Zolmitriptan is generally well tolerated. Adverse reactions are typically mild/moderate, transient, not serious and resolve spontaneously without additional treatment. Possible adverse reactions tend to occur within 4 hours of administration and are not more frequent following repeated dosing. The following adverse reactions have been the most commonly reported: nausea, dizziness, somnolence, warm sensation, asthenia and dry mouth. Abnormalities or disturbances of sensation have been reported, heaviness, tightness or pressure may occur in the throat, neck, limbs and chest (with no evidence of ischaemic changes on ECG) as may myalgia, muscle weakness, paraesthesia and dysesthesia.

Pregnancy: Zolmitriptan should be used in pregnancy only if the benefits to the mother justify potential risk to the foetus.

Lactation: Studies have shown that Zolmitriptan passes into the milk of lactating animals. No data exist in lactating women. Therefore, caution should be exercised when administering Zolmitriptan to lactating women.

Zolmitriptan should only be used where a clear diagnosis of migraine has been established. Care should be taken to exclude other potentially serious neurological conditions. There are no data on the use of Zolmitriptan in haemiplegic or basilar migraine. Zolmitriptan should not be given to patients with Wolff Parkinson White syndrome or arrhythmias associated with other accessory cardiac condition pathways. This class of compounds (5HT1D agonists) has been associated with coronary vasospasm; as a result, patients with ischaemic heart disease were excluded from clinical trials. Zolmitriptan is therefore, not recommended in this patient group. In patients in whom unrecognised coronary artery disease is likely, cardiovascular evaluation prior to commencement of treatment with 5HT1D agonists is recommended. As with other 5HT1D agonists, atypical sensations over the pericardium have been reported after the administration of Zolmitriptan, but in clinical trials these have not been associated with arrhythmias or ischaemic changes on ECG. Zolmitriptan may cause mild, transient increases in blood pressure (which may be more pronounced in the elderly), however this has not been associated with clinical sequelae in the clinical trial programme.

Use in children: Safety and efficacy of Zolmitriptan in paediatric patients have not been established.

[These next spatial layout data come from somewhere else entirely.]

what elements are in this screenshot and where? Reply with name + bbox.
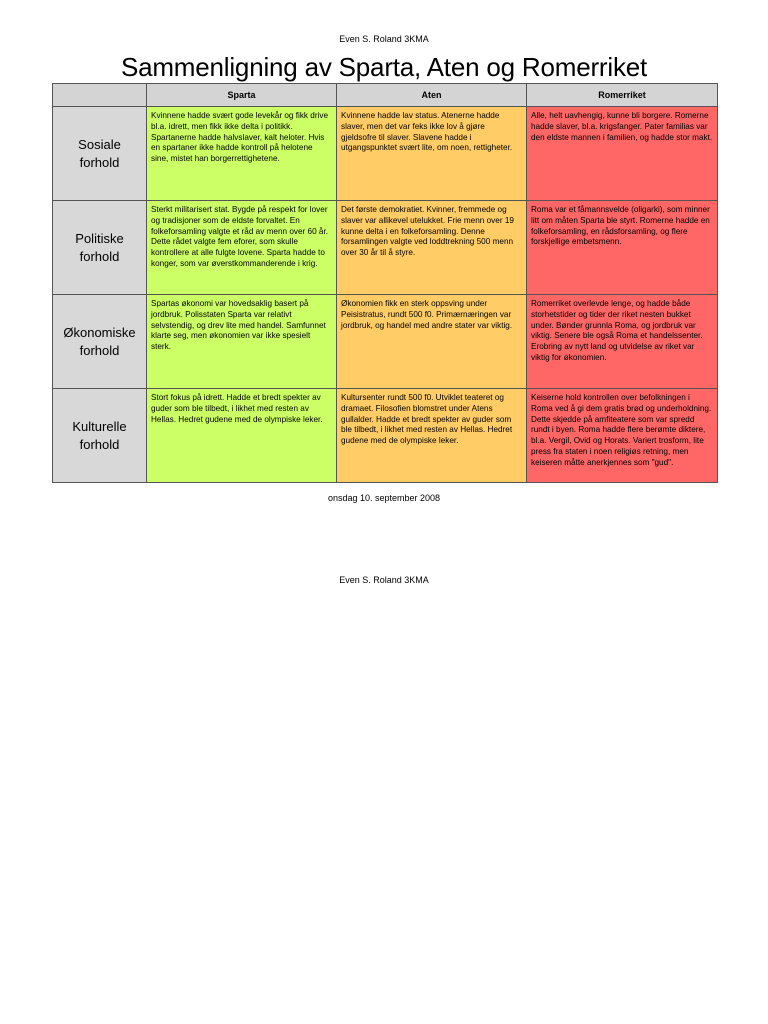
table-row-okonomiske [53,295,718,389]
column-header-aten: Aten [337,84,527,107]
row-label-politiske [53,201,147,295]
table-row-politiske [53,201,718,295]
row-label-line2: forhold [79,342,120,358]
table-row-sosiale [53,107,718,201]
column-header-romerriket: Romerriket [527,84,718,107]
cell-romerriket-sosiale: Alle, helt uavhengig, kunne bli borgere. Romerne hadde slaver, bl.a. krigsfanger. Pater familias var den eldste mannen i familien, og hadde stor makt. [527,107,718,201]
cell-sparta-okonomiske: Spartas økonomi var hovedsaklig basert på jordbruk. Polisstaten Sparta var relativt selvstendig, og drev lite med handel. Samfunnet klarte seg, men økonomien var ikke spesielt sterk. [147,295,337,389]
row-label-line2: forhold [79,436,120,452]
corner-cell [53,84,147,107]
row-label-sosiale [53,107,147,201]
row-label-line1: Kulturelle [72,418,127,434]
cell-sparta-sosiale: Kvinnene hadde svært gode levekår og fikk drive bl.a. idrett, men fikk ikke delta i politikk. Spartanerne hadde halvslaver, kalt heloter. Hvis en spartaner ikke hadde kontroll på helotene sine, mistet han borgerrettighetene. [147,107,337,201]
cell-aten-politiske: Det første demokratiet. Kvinner, fremmede og slaver var allikevel utelukket. Frie menn over 19 kunne delta i en folkeforsamling. Denne forsamlingen valgte ved loddtrekning 500 menn over 30 år til å styre. [337,201,527,295]
cell-sparta-politiske: Sterkt militarisert stat. Bygde på respekt for lover og tradisjoner som de eldste forvaltet. En folkeforsamling valgte et råd av menn over 60 år. Dette rådet valgte fem eforer, som skulle kontrollere at alle fulgte lovene. Sparta hadde to konger, som var øverstkommanderende i krig. [147,201,337,295]
comparison-table [52,83,718,483]
row-label-okonomiske [53,295,147,389]
column-header-sparta: Sparta [147,84,337,107]
row-label-line2: forhold [79,248,120,264]
cell-sparta-kulturelle: Stort fokus på idrett. Hadde et bredt spekter av guder som ble tilbedt, i likhet med resten av Hellas. Hedret gudene med de olympiske leker. [147,389,337,483]
table-row-kulturelle [53,389,718,483]
row-label-line1: Økonomiske [63,324,136,340]
footer-author: Even S. Roland 3KMA [339,575,429,585]
page-title: Sammenligning av Sparta, Aten og Romerriket [120,52,648,82]
cell-romerriket-politiske: Roma var et fåmannsvelde (oligarki), som minner litt om måten Sparta ble styrt. Romerne hadde en folkeforsamling, en rådsforsamling, og flere forskjellige embetsmenn. [527,201,718,295]
cell-aten-kulturelle: Kultursenter rundt 500 f0. Utviklet teateret og dramaet. Filosofien blomstret under Atens gullalder. Hadde et bredt spekter av guder som ble tilbedt, i likhet med resten av Hellas. Hedret gudene med de olympiske leker. [337,389,527,483]
row-label-line2: forhold [79,154,120,170]
cell-romerriket-kulturelle: Keiserne hold kontrollen over befolkningen i Roma ved å gi dem gratis brød og underholdning. Dette skjedde på amfiteatere som var spredd rundt i byen. Roma hadde flere berømte diktere, bl.a. Vergil, Ovid og Horats. Variert trosform, lite press fra staten i noen religiøs retning, men keiseren måtte anerkjennes som "gud". [527,389,718,483]
cell-romerriket-okonomiske: Romerriket overlevde lenge, og hadde både storhetstider og tider der riket nesten bukket under. Bønder grunnla Roma, og jordbruk var viktig. Senere ble også Roma et handelssenter. Erobring av nytt land og utvidelse av riket var viktig for økonomien. [527,295,718,389]
cell-aten-okonomiske: Økonomien fikk en sterk oppsving under Peisistratus, rundt 500 f0. Primærnæringen var jordbruk, og handel med andre stater var viktig. [337,295,527,389]
row-label-line1: Sosiale [78,136,121,152]
cell-aten-sosiale: Kvinnene hadde lav status. Atenerne hadde slaver, men det var feks ikke lov å gjøre gjeldsofre til slaver. Slavene hadde i utgangspunktet svært lite, om noen, rettigheter. [337,107,527,201]
row-label-line1: Politiske [75,230,124,246]
table-header-row [53,84,718,107]
row-label-kulturelle [53,389,147,483]
header-author: Even S. Roland 3KMA [339,34,429,44]
date-line: onsdag 10. september 2008 [327,493,441,503]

Use in patients aged over 65 years: Safety and efficacy of Zolmitriptan in individuals aged over 65 years have not been systematically evaluated.

Patients with hepatic impairment: The dose of Zolmitriptan should be reduced in patients with moderate to severe hepatic impairment, maximum dose of 5 mg in 24 hours is recommended.

Patients with renal impairment: No dosage adjustment is required.

Keep out of the reach of children. Store at a cool and dry place. Protect from light and moisture.